Organizações criminosas movimentaram quase R$ 1 trilhão em criptoativos apenas em 2025, segundo novo relatório. O dado expõe a crescente sofisticação do crime no uso de moedas digitais para lavar recursos.
O uso de criptomoedas para fins ilícitos atingiu um novo patamar preocupante em 2025. Segundo dados divulgados pela InfoMoney, organizações criminosas movimentaram um volume próximo a R$ 1 trilhão em ativos digitais ao longo do ano — um número que coloca o Brasil e a América Latina no centro das atenções de reguladores e autoridades internacionais.
O levantamento aponta uma convergência entre diferentes tipos de crime: redes de tráfico de drogas, grupos que operam em esquemas de evasão de sanções internacionais e organizações de alcance transnacional passaram a usar criptoativos como ferramenta central para mover e ocultar recursos. A facilidade de transferências entre fronteiras, sem necessidade de intermediários tradicionais, é um dos fatores que tornam as criptomoedas atraentes para esses fins.
Para quem está começando a entender o universo das moedas digitais, é importante saber que a tecnologia em si não é criminosa — o problema está no uso que alguns agentes fazem dela. Confira o guia completo de criptomoedas para entender como esse mercado funciona na prática.
Como o crime usa criptomoedas para lavar dinheiro
Segundo a InfoMoney, o relatório que embasou os dados descreve técnicas cada vez mais sofisticadas. Entre os métodos mais utilizados estão o uso de exchanges sem verificação de identidade (KYC), a mistura de fundos por meio de protocolos descentralizados e a conversão rápida entre diferentes criptomoedas para dificultar o rastreamento pelas autoridades.
Ferramentas que embaralham a origem dos fundos são usadas para dificultar o rastreamento por analistas de blockchain e autoridades fiscais.
Plataformas de troca que não exigem verificação de identidade permitem movimentações anônimas, tornando a rastreabilidade dos recursos muito mais difícil.
Grupos e países sancionados utilizam criptoativos para contornar bloqueios financeiros impostos pelo sistema bancário tradicional global.

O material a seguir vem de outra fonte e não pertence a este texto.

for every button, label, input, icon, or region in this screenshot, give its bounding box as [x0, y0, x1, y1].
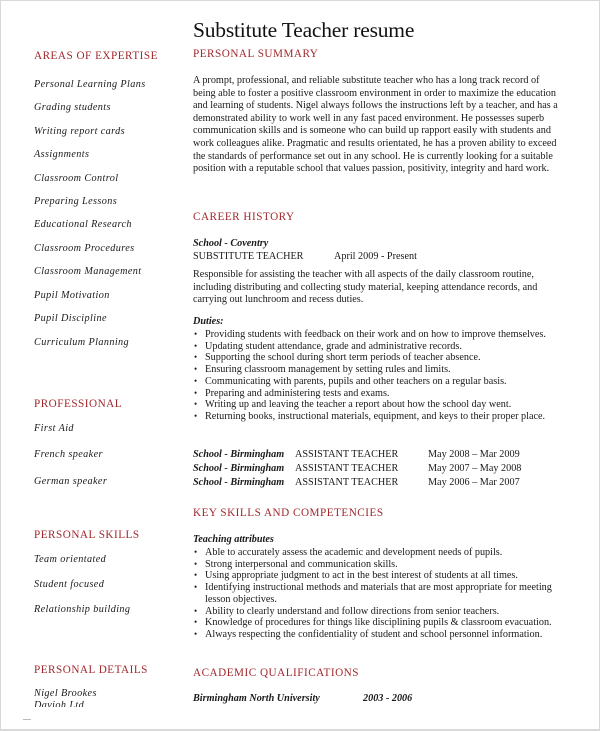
academic-qualifications-heading: ACADEMIC QUALIFICATIONS	[193, 667, 359, 679]
skill-item	[193, 547, 568, 559]
previous-employer: School - Birmingham	[193, 449, 285, 460]
duty-text: Returning books, instructional materials, equipment, and keys to their proper place.	[205, 410, 546, 422]
personal-skills-heading: PERSONAL SKILLS	[34, 529, 140, 541]
skill-item	[193, 559, 568, 571]
bullet-icon: •	[194, 329, 198, 339]
expertise-item: Preparing Lessons	[34, 196, 118, 207]
bullet-icon: •	[194, 387, 198, 398]
bullet-icon: •	[194, 547, 198, 557]
skill-text: Knowledge of procedures for things like disciplining pupils & classroom evacuation.	[205, 617, 552, 629]
previous-role: ASSISTANT TEACHER	[295, 463, 399, 474]
duty-item	[193, 376, 593, 388]
personal-skill-item: Relationship building	[34, 604, 131, 615]
professional-heading: PROFESSIONAL	[34, 398, 123, 410]
previous-dates: May 2008 – Mar 2009	[428, 449, 520, 460]
expertise-item: Classroom Control	[34, 173, 119, 184]
personal-detail-name: Nigel Brookes	[34, 688, 97, 699]
duties-label: Duties:	[193, 316, 224, 327]
current-dates: April 2009 - Present	[334, 251, 417, 262]
previous-role: ASSISTANT TEACHER	[295, 477, 399, 488]
academic-institution: Birmingham North University	[193, 693, 320, 704]
expertise-item: Classroom Procedures	[34, 243, 135, 254]
personal-summary-text: A prompt, professional, and reliable substitute teacher who has a long track record of being able to foster a positive classroom environment in order to maximize the education and learning of students. Nigel always follows the instructions left by a teacher, and has a demonstrated ability to work well in any fast paced environment. He possesses superb communication skills and is someone who can build up rapport easily with students and work colleagues alike. Pragmatic and results orientated, he has a proven ability to exceed the standards of performance set out in any school. He is currently looking for a suitable position with a reputable school that values passion, positivity, integrity and hard work.	[193, 75, 558, 175]
expertise-item: Grading students	[34, 102, 111, 113]
page-mark	[23, 719, 31, 720]
duty-text: Updating student attendance, grade and administrative records.	[205, 340, 462, 352]
skill-text: Strong interpersonal and communication skills.	[205, 558, 398, 570]
previous-dates: May 2006 – Mar 2007	[428, 477, 520, 488]
skill-text: Ability to clearly understand and follow directions from senior teachers.	[205, 605, 500, 617]
duty-item	[193, 341, 593, 353]
previous-job-row	[193, 463, 593, 476]
previous-job-row	[193, 449, 593, 462]
duty-item	[193, 364, 593, 376]
bullet-icon: •	[194, 582, 198, 593]
bullet-icon: •	[194, 364, 198, 375]
bullet-icon: •	[194, 410, 198, 421]
skill-item	[193, 629, 568, 641]
duty-item	[193, 388, 593, 400]
bullet-icon: •	[194, 340, 198, 351]
previous-dates: May 2007 – May 2008	[428, 463, 522, 474]
expertise-item: Educational Research	[34, 219, 132, 230]
professional-item: First Aid	[34, 423, 74, 434]
personal-summary-heading: PERSONAL SUMMARY	[193, 48, 319, 60]
duty-text: Writing up and leaving the teacher a report about how the school day went.	[205, 399, 512, 411]
duty-item	[193, 329, 593, 341]
previous-employer: School - Birmingham	[193, 477, 285, 488]
professional-item: German speaker	[34, 476, 108, 487]
duty-item	[193, 411, 593, 423]
expertise-item: Pupil Discipline	[34, 313, 107, 324]
expertise-item: Pupil Motivation	[34, 290, 110, 301]
bullet-icon: •	[194, 605, 198, 616]
bullet-icon: •	[194, 628, 198, 639]
duty-text: Providing students with feedback on their work and on how to improve themselves.	[205, 329, 546, 340]
career-history-heading: CAREER HISTORY	[193, 211, 295, 223]
bullet-icon: •	[194, 352, 198, 363]
personal-skill-item: Team orientated	[34, 554, 107, 565]
bullet-icon: •	[194, 617, 198, 628]
skill-item	[193, 570, 568, 582]
previous-role: ASSISTANT TEACHER	[295, 449, 399, 460]
duty-item	[193, 399, 593, 411]
personal-detail-company: Davioh Ltd	[34, 700, 85, 707]
skill-item	[193, 617, 568, 629]
previous-job-row	[193, 477, 593, 490]
expertise-item: Writing report cards	[34, 126, 126, 137]
current-role-row	[193, 251, 593, 264]
duty-text: Supporting the school during short term periods of teacher absence.	[205, 352, 481, 364]
duty-item	[193, 352, 593, 364]
skill-text: Identifying instructional methods and materials that are most appropriate for meeting lesson objectives.	[205, 582, 552, 605]
expertise-item: Personal Learning Plans	[34, 79, 146, 90]
academic-row	[193, 693, 593, 706]
current-description: Responsible for assisting the teacher with all aspects of the daily classroom routine, including distributing and collecting study material, keeping attendance records, and carrying out lunchroom and recess duties.	[193, 269, 538, 306]
skill-text: Using appropriate judgment to act in the best interest of students at all times.	[205, 570, 518, 582]
duty-text: Communicating with parents, pupils and other teachers on a regular basis.	[205, 375, 507, 387]
skill-item	[193, 582, 568, 605]
bullet-icon: •	[194, 570, 198, 581]
personal-skill-item: Student focused	[34, 579, 105, 590]
skill-text: Able to accurately assess the academic and development needs of pupils.	[205, 547, 503, 558]
bullet-icon: •	[194, 558, 198, 569]
duties-list	[193, 329, 593, 423]
expertise-item: Assignments	[34, 149, 90, 160]
personal-details-heading: PERSONAL DETAILS	[34, 664, 148, 676]
bullet-icon: •	[194, 375, 198, 386]
expertise-item: Classroom Management	[34, 266, 142, 277]
bullet-icon: •	[194, 399, 198, 410]
current-role: SUBSTITUTE TEACHER	[193, 251, 304, 262]
areas-of-expertise-heading: AREAS OF EXPERTISE	[34, 50, 158, 62]
academic-dates: 2003 - 2006	[363, 693, 413, 704]
teaching-attributes-label: Teaching attributes	[193, 534, 274, 545]
duty-text: Preparing and administering tests and exams.	[205, 387, 390, 399]
professional-item: French speaker	[34, 449, 103, 460]
key-skills-list	[193, 547, 568, 641]
previous-employer: School - Birmingham	[193, 463, 285, 474]
skill-text: Always respecting the confidentiality of student and school personnel information.	[205, 628, 543, 640]
skill-item	[193, 606, 568, 618]
current-employer: School - Coventry	[193, 238, 269, 249]
duty-text: Ensuring classroom management by setting rules and limits.	[205, 364, 451, 376]
document-title: Substitute Teacher resume	[193, 18, 415, 42]
expertise-item: Curriculum Planning	[34, 337, 130, 348]
key-skills-heading: KEY SKILLS AND COMPETENCIES	[193, 507, 384, 519]
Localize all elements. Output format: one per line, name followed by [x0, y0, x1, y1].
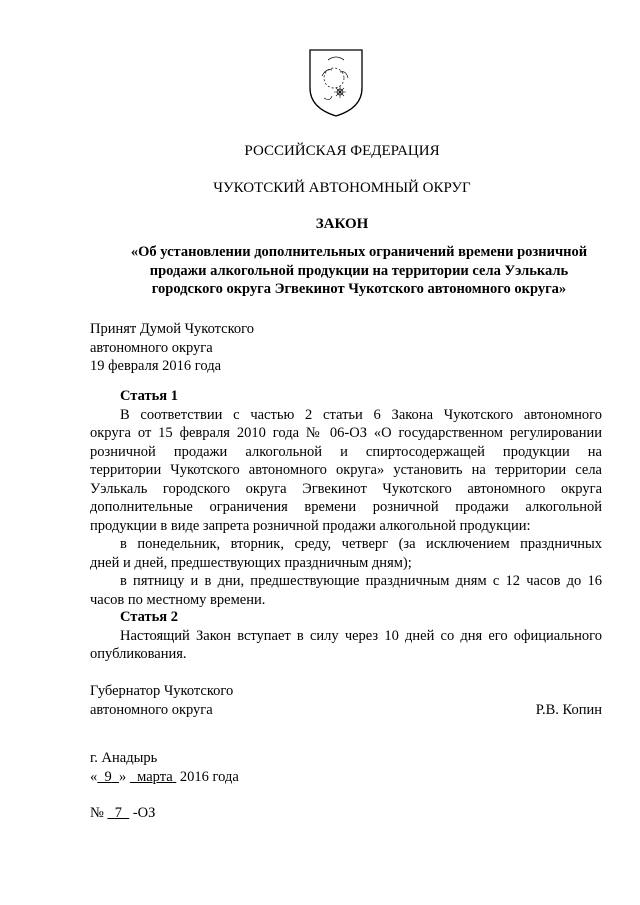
article-1-line: дополнительные ограничения времени розничной продажи алкогольной — [90, 499, 602, 515]
date-close-quote: » — [119, 768, 127, 785]
article-1-line: продукции в виде запрета розничной продажи алкогольной продукции: — [90, 517, 531, 534]
signing-date — [90, 768, 602, 787]
city: г. Анадырь — [90, 750, 158, 766]
article-1-heading: Статья 1 — [120, 388, 178, 404]
law-title-line: продажи алкогольной продукции на территории села Уэлькаль — [149, 262, 569, 279]
region-heading: ЧУКОТСКИЙ АВТОНОМНЫЙ ОКРУГ — [213, 180, 471, 196]
law-number — [90, 804, 602, 823]
date-month: марта — [137, 768, 173, 785]
date-year: 2016 года — [176, 768, 239, 785]
signature-block — [90, 682, 602, 719]
country-heading: РОССИЙСКАЯ ФЕДЕРАЦИЯ — [244, 143, 440, 159]
place-and-date — [90, 749, 602, 786]
adoption-note — [90, 320, 602, 376]
article-1-line: территории Чукотского автономного округа» установить на территории села — [90, 462, 602, 478]
article-1 — [90, 387, 602, 609]
article-1-line: розничной продажи алкогольной и спиртосодержащей продукции на — [90, 443, 602, 460]
article-2-heading: Статья 2 — [120, 609, 178, 625]
article-2 — [90, 608, 602, 664]
number-prefix: № — [90, 805, 108, 821]
article-1-line: часов по местному времени. — [90, 591, 266, 608]
article-1-line: Уэлькаль городского округа Эгвекинот Чукотского автономного округа — [90, 480, 602, 497]
signatory-name: Р.В. Копин — [535, 701, 602, 718]
number-value: 7 — [114, 805, 122, 821]
coat-of-arms-emblem — [306, 46, 366, 118]
article-1-line: В соответствии с частью 2 статьи 6 Закона Чукотского автономного — [120, 406, 602, 423]
number-suffix: -ОЗ — [129, 805, 156, 821]
law-title — [108, 243, 610, 299]
adoption-line: Принят Думой Чукотского — [90, 321, 255, 337]
article-1-line: в понедельник, вторник, среду, четверг (за исключением праздничных — [120, 536, 602, 552]
adoption-date: 19 февраля 2016 года — [90, 358, 222, 374]
article-2-line: Настоящий Закон вступает в силу через 10 дней со дня его официального — [120, 627, 602, 644]
law-title-line: городского округа Эгвекинот Чукотского автономного округа» — [151, 281, 567, 297]
article-2-line: опубликования. — [90, 646, 187, 662]
adoption-line: автономного округа — [90, 339, 213, 356]
article-1-line: округа от 15 февраля 2010 года № 06-ОЗ «О государственном регулировании — [90, 425, 602, 441]
signatory-title: Губернатор Чукотского — [90, 683, 234, 699]
signatory-title: автономного округа — [90, 701, 213, 718]
law-title-line: «Об установлении дополнительных ограничений времени розничной — [130, 244, 588, 260]
document-type-heading: ЗАКОН — [315, 216, 369, 232]
article-1-line: в пятницу и в дни, предшествующие праздничным дням с 12 часов до 16 — [120, 573, 602, 589]
date-day: 9 — [104, 768, 112, 785]
article-1-line: дней и дней, предшествующих праздничным дням); — [90, 554, 412, 571]
date-open-quote: « — [90, 768, 98, 785]
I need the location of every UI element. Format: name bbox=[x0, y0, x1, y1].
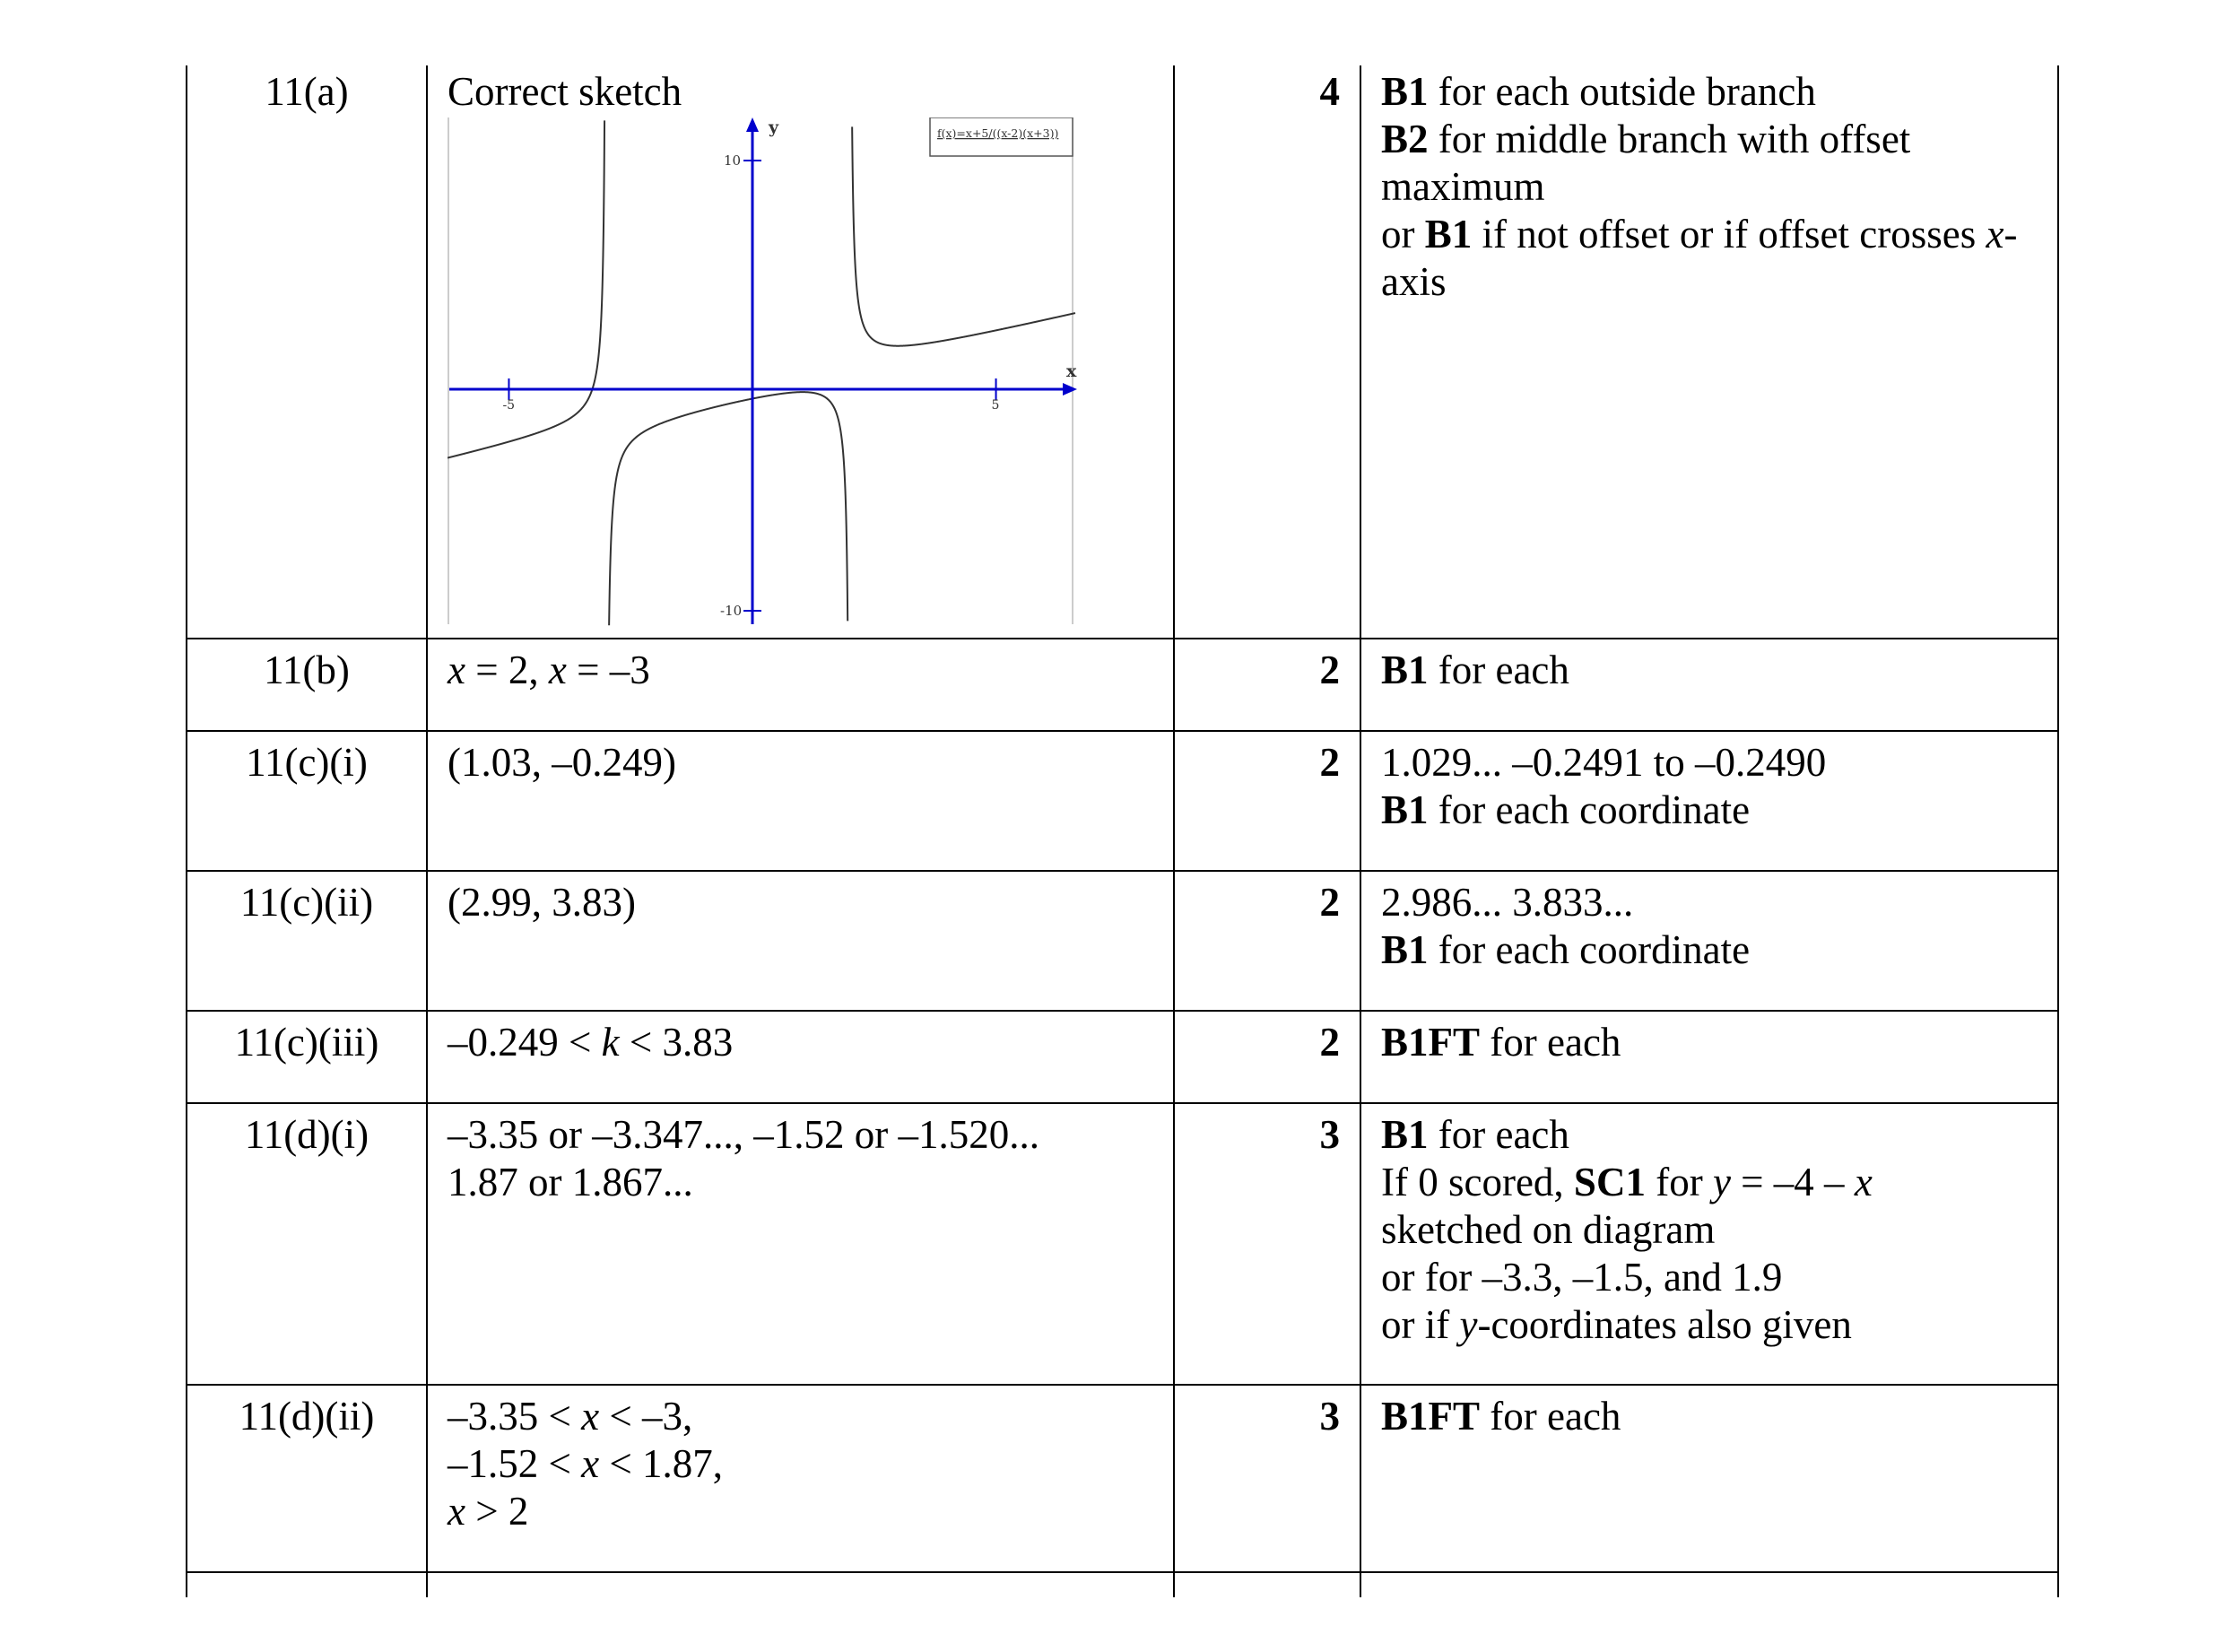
question-number: 11(d)(i) bbox=[187, 1103, 427, 1385]
x-tick-label: -5 bbox=[502, 398, 516, 413]
text-run: < 1.87, bbox=[599, 1441, 724, 1486]
x-tick-label: 5 bbox=[991, 398, 1000, 413]
guidance-cell bbox=[1360, 639, 2058, 731]
italic-variable: k bbox=[601, 1020, 620, 1065]
y-tick-label: 10 bbox=[724, 152, 742, 169]
x-axis-label: x bbox=[1066, 361, 1077, 381]
guidance-cell bbox=[1360, 1011, 2058, 1103]
question-number: 11(d)(ii) bbox=[187, 1385, 427, 1572]
text-run: 2.986... 3.833... bbox=[1381, 880, 1634, 925]
guidance-line bbox=[1381, 1019, 2038, 1066]
text-run: 1.029... –0.2491 to –0.2490 bbox=[1381, 740, 1827, 785]
text-run: -axis bbox=[1381, 212, 2018, 304]
bold-text: B1 bbox=[1381, 927, 1429, 972]
bold-text: B1 bbox=[1381, 787, 1429, 832]
bold-text: SC1 bbox=[1573, 1160, 1646, 1204]
text-run: –1.52 < bbox=[448, 1441, 582, 1486]
text-run: for each bbox=[1480, 1394, 1621, 1439]
marks-cell: 3 bbox=[1174, 1103, 1360, 1385]
guidance-line bbox=[1381, 1159, 2038, 1206]
marks-cell: 3 bbox=[1174, 1385, 1360, 1572]
table-row bbox=[187, 1011, 2058, 1103]
answer-line bbox=[448, 1393, 1153, 1440]
answer-cell bbox=[427, 1103, 1174, 1385]
text-run: = –3 bbox=[566, 648, 650, 692]
guidance-line bbox=[1381, 739, 2038, 787]
text-run: > 2 bbox=[465, 1489, 529, 1534]
marks-cell: 2 bbox=[1174, 731, 1360, 871]
table-row bbox=[187, 871, 2058, 1011]
italic-variable: x bbox=[581, 1441, 600, 1486]
marks-cell: 2 bbox=[1174, 639, 1360, 731]
question-number: 11(c)(i) bbox=[187, 731, 427, 871]
text-run: If 0 scored, bbox=[1381, 1160, 1574, 1204]
bold-text: B1FT bbox=[1381, 1394, 1481, 1439]
table-row bbox=[187, 639, 2058, 731]
text-run: –3.35 < bbox=[448, 1394, 582, 1439]
italic-variable: y bbox=[1459, 1302, 1478, 1347]
italic-variable: x bbox=[448, 1489, 465, 1534]
guidance-line bbox=[1381, 647, 2038, 694]
guidance-line bbox=[1381, 1301, 2038, 1349]
table-row bbox=[187, 1385, 2058, 1572]
question-number: 11(c)(iii) bbox=[187, 1011, 427, 1103]
function-curve-branch bbox=[448, 120, 604, 457]
text-run: (2.99, 3.83) bbox=[448, 880, 636, 925]
answer-cell bbox=[427, 65, 1174, 639]
bold-text: B1 bbox=[1381, 69, 1429, 114]
answer-line bbox=[448, 739, 1153, 787]
text-run: or bbox=[1381, 212, 1425, 256]
y-tick-label: -10 bbox=[720, 603, 743, 619]
italic-variable: y bbox=[1712, 1160, 1731, 1204]
answer-line bbox=[448, 1019, 1153, 1066]
text-run: = –4 – bbox=[1730, 1160, 1855, 1204]
guidance-line bbox=[1381, 879, 2038, 926]
italic-variable: x bbox=[448, 648, 465, 692]
marks-cell: 2 bbox=[1174, 871, 1360, 1011]
text-run: -coordinates also given bbox=[1477, 1302, 1852, 1347]
bold-text: B2 bbox=[1381, 117, 1429, 161]
mark-scheme-table bbox=[186, 65, 2059, 1597]
text-run: for each bbox=[1428, 648, 1569, 692]
text-run: < 3.83 bbox=[619, 1020, 734, 1065]
marks-cell: 2 bbox=[1174, 1011, 1360, 1103]
text-run: for each coordinate bbox=[1428, 927, 1751, 972]
text-run: or for –3.3, –1.5, and 1.9 bbox=[1381, 1255, 1783, 1300]
text-run: = 2, bbox=[465, 648, 549, 692]
guidance-cell bbox=[1360, 1103, 2058, 1385]
table-row bbox=[187, 65, 2058, 639]
italic-variable: x bbox=[1854, 1160, 1873, 1204]
answer-line bbox=[448, 1440, 1153, 1488]
answer-cell bbox=[427, 731, 1174, 871]
text-run: for each bbox=[1428, 1112, 1569, 1157]
answer-line: Correct sketch bbox=[448, 69, 682, 114]
guidance-cell bbox=[1360, 1385, 2058, 1572]
answer-line bbox=[448, 647, 1153, 694]
text-run: for each bbox=[1480, 1020, 1621, 1065]
italic-variable: x bbox=[548, 648, 567, 692]
question-number: 11(c)(ii) bbox=[187, 871, 427, 1011]
table-row bbox=[187, 1103, 2058, 1385]
guidance-line bbox=[1381, 211, 2038, 306]
y-axis-arrow bbox=[746, 117, 759, 132]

Organizações ligadas ao tráfico de drogas passaram a integrar criptomoedas em suas operações financeiras para mover lucros entre países sem acionar alarmes bancários.
Brasil no centro das atenções regulatórias
O país ocupa posição de destaque como maior mercado de criptomoedas da América Latina, o que o coloca naturalmente no radar tanto de investidores legítimos quanto de agentes mal-intencionados. O volume de transações no Brasil cresceu de forma expressiva nos últimos anos, e os órgãos de fiscalização — como a Receita Federal e o Banco Central — têm ampliado suas exigências de reporte sobre criptoativos.
Blockchain rastreia — mas exige esforço
Ao contrário do dinheiro em espécie, todas as transações em blockchain são públicas e permanentes. Empresas especializadas em análise de dados on-chain, como Chainalysis e Elliptic, colaboram com governos para identificar carteiras suspeitas. O desafio está na velocidade com que o crime adota novas técnicas de ofuscação.
A regulação do setor no Brasil avançou com o Marco Legal das Criptomoedas, em vigor desde 2023, que obriga exchanges a seguirem regras de prevenção à lavagem de dinheiro. Ainda assim, especialistas apontam que lacunas persistem, especialmente em operações que cruzam múltiplas jurisdições com diferentes níveis de controle regulatório.
📌 Nota editorial
Os dados citados nesta reportagem têm como base matéria publicada pela InfoMoney, que por sua vez referencia relatório especializado em monitoramento de fluxos financeiros ilícitos em criptoativos. O KriptoHoje não teve acesso direto ao relatório original e reproduz as informações com base na cobertura jornalística disponível.